Hypercholesterolemia impaired sperm functionality in rabbits

Abstract

Hypercholesterolemia represents a high risk factor for frequent diseases and it has also been associated with poor semen quality that may lead to male infertility. The aim of this study was to analyze semen and sperm function in diet-induced hypercholesterolemic rabbits. Twelve adult White New Zealand male rabbits were fed ad libitum a control diet or a diet supplemented with 0.05% cholesterol. Rabbits under cholesterol-enriched diet significantly increased total cholesterol level in the serum. Semen examination revealed a significant reduction in semen volume and sperm motility in hypercholesterolemic rabbits (HCR). Sperm cell morphology was seriously affected, displaying primarily a "folded head"-head fold along the major axe-, and the presence of cytoplasmic droplet on sperm flagellum. Cholesterol was particularly increased in acrosomal region when detected by filipin probe. The rise in cholesterol concentration in sperm cells was determined quantitatively by Gas chromatographic-mass spectrometric analyses. We also found a reduction of protein tyrosine phosphorylation in sperm incubated under capacitating conditions from HCR. Interestingly, the addition of Protein Kinase A pathway activators -dibutyryl-cyclic AMP and iso-butylmethylxanthine- to the medium restored sperm capacitation. Finally, it was also reported a significant decrease in the percentage of reacted sperm in the presence of progesterone. In conclusion, our data showed that diet-induced hypercholesterolemia adversely affects semen quality and sperm motility, capacitation and acrosomal reaction in rabbits; probably due to an increase in cellular cholesterol content that alters membrane related events.

Figure 1. Rabbits fed with fat-rich diet increased plasma cholesterol.

Plasma cholesterol concentration from NCR (•) and HCR (□) during the 11 experimental months. Values are expressed as mean ± SEM. Arrowhead indicates fat intake start in HCR, and arrow indicates the moment from which HCR weight resulted significantly different from NCR, (p<0.001).

Figure 2. Ultrastructural changes.

Transmission-electron micrographs of rabbit sperm heads from NCR (A) and HCR (B to D). Notice the small vesicles in the acrosome region in B and the long side fold of sperm head in D. Some sperm cells show the remaining residual body (white empty arrow, C). A and C, X 12,000; B and D, X 20,000.

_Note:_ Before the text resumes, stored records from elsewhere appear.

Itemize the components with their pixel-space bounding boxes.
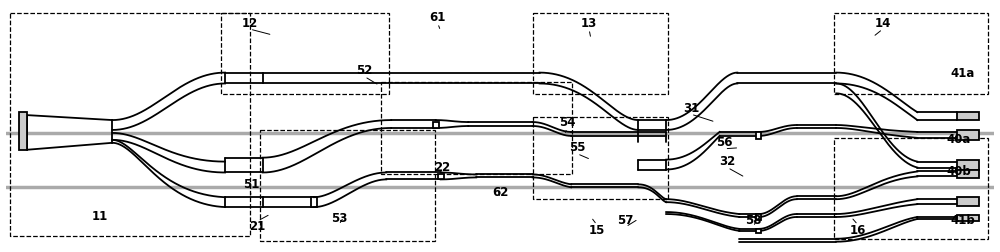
Bar (957, 197, 979, 206)
Text: 32: 32 (719, 155, 736, 168)
Bar (756, 132, 761, 139)
Text: 57: 57 (617, 214, 634, 228)
Text: 41a: 41a (951, 67, 975, 80)
Text: 62: 62 (492, 186, 508, 199)
Bar (834, 138, 988, 239)
Text: 58: 58 (745, 214, 761, 228)
Text: 13: 13 (581, 17, 597, 30)
Bar (533, 117, 668, 199)
Bar (381, 82, 572, 174)
Text: 52: 52 (356, 64, 373, 77)
Text: 15: 15 (589, 224, 605, 237)
Text: 12: 12 (242, 17, 258, 30)
Text: 16: 16 (850, 224, 866, 237)
Text: 40a: 40a (947, 133, 971, 146)
Text: 61: 61 (430, 11, 446, 24)
Text: 41b: 41b (950, 214, 975, 228)
Text: 31: 31 (683, 102, 699, 115)
Bar (19, 112, 27, 150)
Bar (957, 112, 979, 120)
Text: 14: 14 (875, 17, 891, 30)
Text: 53: 53 (331, 212, 347, 226)
Text: 54: 54 (559, 116, 576, 129)
Bar (221, 13, 389, 94)
Text: 55: 55 (569, 141, 585, 154)
Bar (834, 13, 988, 94)
Bar (957, 130, 979, 140)
Bar (957, 170, 979, 178)
Bar (433, 122, 439, 128)
Bar (260, 130, 435, 241)
Text: 56: 56 (716, 136, 733, 149)
Text: 11: 11 (91, 210, 108, 224)
Text: 21: 21 (250, 220, 266, 233)
Text: 22: 22 (435, 161, 451, 174)
Bar (438, 174, 444, 179)
Bar (311, 197, 317, 207)
Text: 40b: 40b (947, 165, 971, 178)
Bar (10, 13, 250, 236)
Bar (957, 160, 979, 170)
Text: 51: 51 (243, 178, 259, 191)
Bar (533, 13, 668, 94)
Bar (957, 215, 979, 221)
Bar (756, 214, 761, 220)
Bar (756, 229, 761, 233)
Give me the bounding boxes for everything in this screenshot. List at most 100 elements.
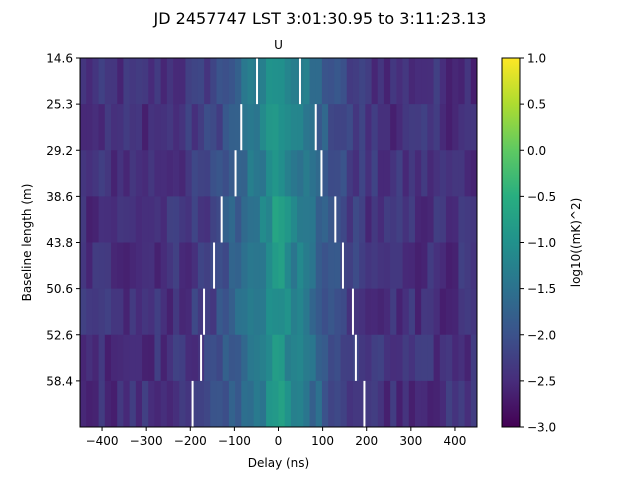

Figure 3. Sperm membrane cholesterol was elevated in HCR.

A: Fluorescence micrographs showing cholesterol content in plasma membrane of ejaculated rabbit spermatozoa detected by filipin probe. Images correspond to phase contrast (inset) and filipin-stained sperm cells (X 600) from NCR and HCR at the beginning of the experiment (first row, ED start) and four months later (second row, 4 months ED). B: Bars represent RFI means (± SEM) in sperm cells isolated from NCR and HCR as described in “Materials and Methods”, from both conditions, non capacitated (- BSA/NaCOH₃) and capacitated (+ BSA/NaCOH₃). Asterisks  =  significantly different from control (**, p<0.01, ***, p<0.001).

Figure 4. Saturated-fat consumption damaged sperm plasma membrane in rabbits.

Photographs (X 250) represent sperm cell morphology after hypo-osmotic stress. A (NCR): normal coiled tails and B (HCR): straight tails. C: Bars represent the percentage (means ± SEM) of spermatozoa swollen from NCR (black bar) and HCR (white bar) rabbits. **  =  significantly different from control (p<0.01).

Figure 5. Hypercholesterolemia altered sperm capacitation and acrosome reaction.

Protein tyrosine phosphorylation (A) and acrosomal exocytosis index (B) of spermatozoa from control (NCR) and HCR. Non capacitated: culture medium without (−) and capacitated with (+) BSA 4 (4 mg/ml), BSA 40 (40 mg/ml), IBMX (100 µmol/L)/db-cAMP (1 mmol/L). A: phospho-Y proteins showed different patterns ranging from one band (control-non capacitated, approximately 60 kDa) to many bands (capacitated with IBMX/db-cAMP, from over 20 to 100 kDa). Notice that the p-Y pattern differed between NCR and HCR: Non capacitated sperm presented one/two phosphorylated proteins (figure A, lane 1) but under capacitation conditions NCR showed wider molecular weight range of p-Y proteins compared with HCR (lanes 2 and 6). The experiment was performed at least three times and representative blot is shown. B: Bars represent AR index after 10 µM progesterone sperm incubation. AR index corresponds to normalized data (see Materials and Methods). ***  =  significantly different from control (p<0.001).